Rule ID
SV-283441r1192638_rule
Version
V1R3
CCIs
CCI-000068
Use of weak or untested encryption algorithms undermines the purposes of utilizing encryption to protect data. The operating system must implement cryptographic modules adhering to the higher standards approved by the federal government since this provides assurance they have been tested and validated. This includes NIST FIPS-validated cryptography for the following: Provisioning digital signatures, generating cryptographic hashes, and to protect data requiring data-at-rest protections in accordance with applicable federal laws, Executive Orders, directives, policies, regulations, and standards.

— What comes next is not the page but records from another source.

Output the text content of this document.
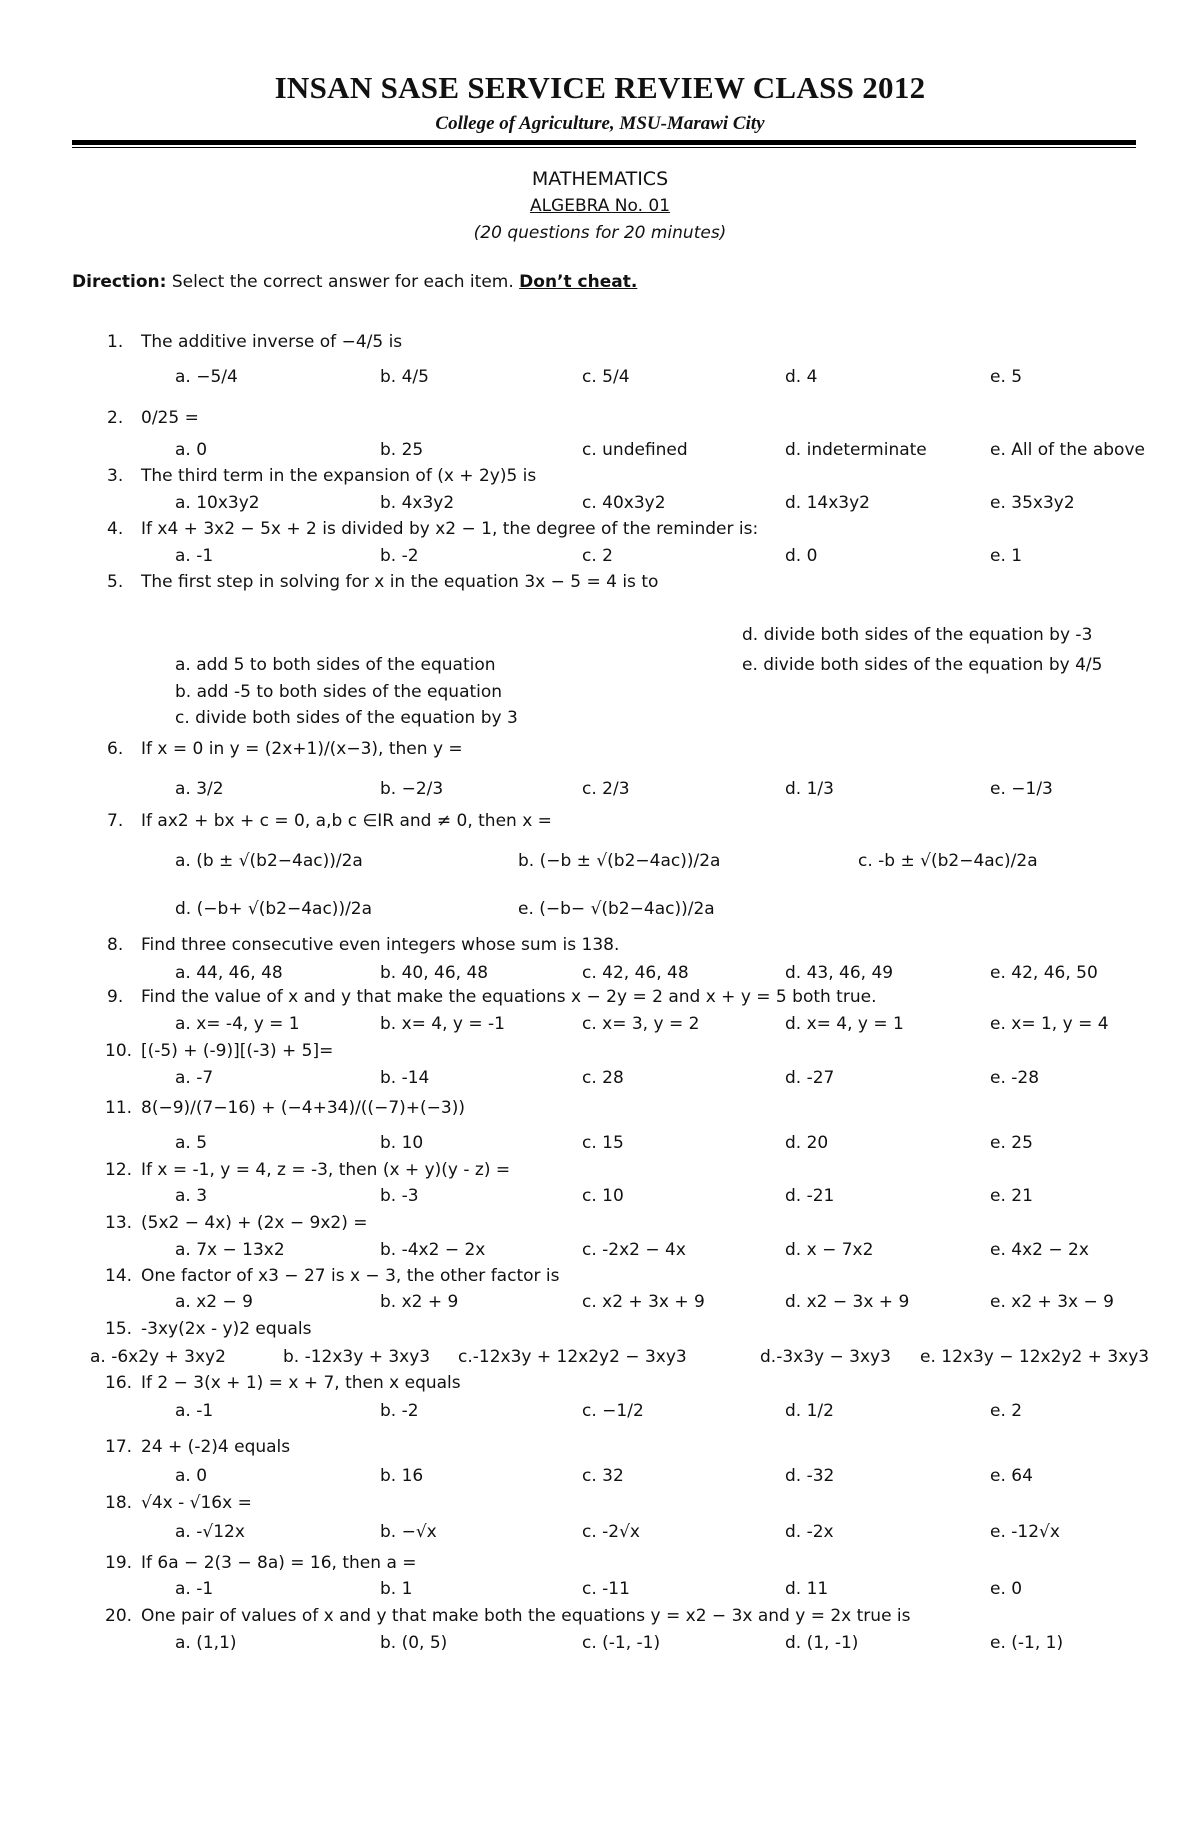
INSAN SASE SERVICE REVIEW CLASS 2012
College of Agriculture, MSU-Marawi City
MATHEMATICS
ALGEBRA No. 01
(20 questions for 20 minutes)
Direction: Select the correct answer for each item. Don’t cheat.
1. The additive inverse of −4/5 is
a. −5/4	b. 4/5	c. 5/4	d. 4	e. 5
2. 0/25 =
a. 0	b. 25	c. undefined	d. indeterminate	e. All of the above
3. The third term in the expansion of (x + 2y)5 is
a. 10x3y2	b. 4x3y2	c. 40x3y2	d. 14x3y2	e. 35x3y2
4. If x4 + 3x2 − 5x + 2 is divided by x2 − 1, the degree of the reminder is:
a. -1	b. -2	c. 2	d. 0	e. 1
5. The first step in solving for x in the equation 3x − 5 = 4 is to
a. add 5 to both sides of the equation
b. add -5 to both sides of the equation
c. divide both sides of the equation by 3
d. divide both sides of the equation by -3
e. divide both sides of the equation by 4/5
6. If x = 0 in y = (2x+1)/(x−3), then y =
a. 3/2	b. −2/3	c. 2/3	d. 1/3	e. −1/3
7. If ax2 + bx + c = 0, a,b c ∈IR and ≠ 0, then x =
a. (b ± √(b2−4ac))/2a	b. (−b ± √(b2−4ac))/2a	c. -b ± √(b2−4ac)/2a
d. (−b+ √(b2−4ac))/2a	e. (−b− √(b2−4ac))/2a
8. Find three consecutive even integers whose sum is 138.
a. 44, 46, 48	b. 40, 46, 48	c. 42, 46, 48	d. 43, 46, 49	e. 42, 46, 50
9. Find the value of x and y that make the equations x − 2y = 2 and x + y = 5 both true.
a. x= -4, y = 1	b. x= 4, y = -1	c. x= 3, y = 2	d. x= 4, y = 1	e. x= 1, y = 4
10. [(-5) + (-9)][(-3) + 5]=
a. -7	b. -14	c. 28	d. -27	e. -28
11. 8(−9)/(7−16) + (−4+34)/((−7)+(−3))
a. 5	b. 10	c. 15	d. 20	e. 25
12. If x = -1, y = 4, z = -3, then (x + y)(y - z) =
a. 3	b. -3	c. 10	d. -21	e. 21
13. (5x2 − 4x) + (2x − 9x2) =
a. 7x − 13x2	b. -4x2 − 2x	c. -2x2 − 4x	d. x − 7x2	e. 4x2 − 2x
14. One factor of x3 − 27 is x − 3, the other factor is
a. x2 − 9	b. x2 + 9	c. x2 + 3x + 9	d. x2 − 3x + 9	e. x2 + 3x − 9
15. -3xy(2x - y)2 equals
a. -6x2y + 3xy2	b. -12x3y + 3xy3 c.-12x3y + 12x2y2 − 3xy3	d.-3x3y − 3xy3 e. 12x3y − 12x2y2 + 3xy3
16. If 2 − 3(x + 1) = x + 7, then x equals
a. -1	b. -2	c. −1/2	d. 1/2	e. 2
17. 24 + (-2)4 equals
a. 0	b. 16	c. 32	d. -32	e. 64
18. √4x - √16x =
a. -√12x	b. −√x	c. -2√x	d. -2x	e. -12√x
19. If 6a − 2(3 − 8a) = 16, then a =
a. -1	b. 1	c. -11	d. 11	e. 0
20. One pair of values of x and y that make both the equations y = x2 − 3x and y = 2x true is
a. (1,1)	b. (0, 5)	c. (-1, -1)	d. (1, -1)	e. (-1, 1)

Satisfies: SRG-OS-000033-GPOS-00014, SRG-OS-000125-GPOS-00065, SRG-OS-000396-GPOS-00176, SRG-OS-000423-GPOS-00187, SRG-OS-000478-GPOS-00223
Verify Amazon Linux 2023 is in FIPS mode with the following command: $ sudo fips-mode-setup --check FIPS mode is enabled. If FIPS mode is not enabled, this is a finding. If any other lines are returned by the above command, run the following command to see the currently applied crypto-policy: $ update-crypto-policies --show FIPS If the policy is not "FIPS" or a FIPS policy authorized by and documented with the ISSO, this is a finding.
Configure the Amazon Linux 2023 to implement FIPS mode with the following command: $ sudo fips-mode-setup --enable To ensure the kernel enables FIPS mode for early boot, "fips=1" must be added to the grub config: $ sudo grubby --update-kernel=ALL --args="fips=1" Verify the setting with the following command: $ cat /proc/cmdline BOOT_IMAGE=(hd0,gpt2)/vmlinuz-5.14.0-570.21.1.el9_6.x86_64 root=/dev/mapper/rhel-root ro resume=/dev/mapper/rhel-swap rd.luks.uuid=luks-cd37eb8d-a2c3-4671-96ee-1e6a3a681561 rd.lvm.lv=rhel/root rd.lvm.lv=rhel/swap rhgb quiet fips=1 boot=UUID=acbbb4ee-adc0-4cb2-9546-afab857b8849 audit_backlog_limit=8192 crashkernel=1G-4G:192M,4G-64G:256M,64G-:512M Reboot the system for the changes to take effect.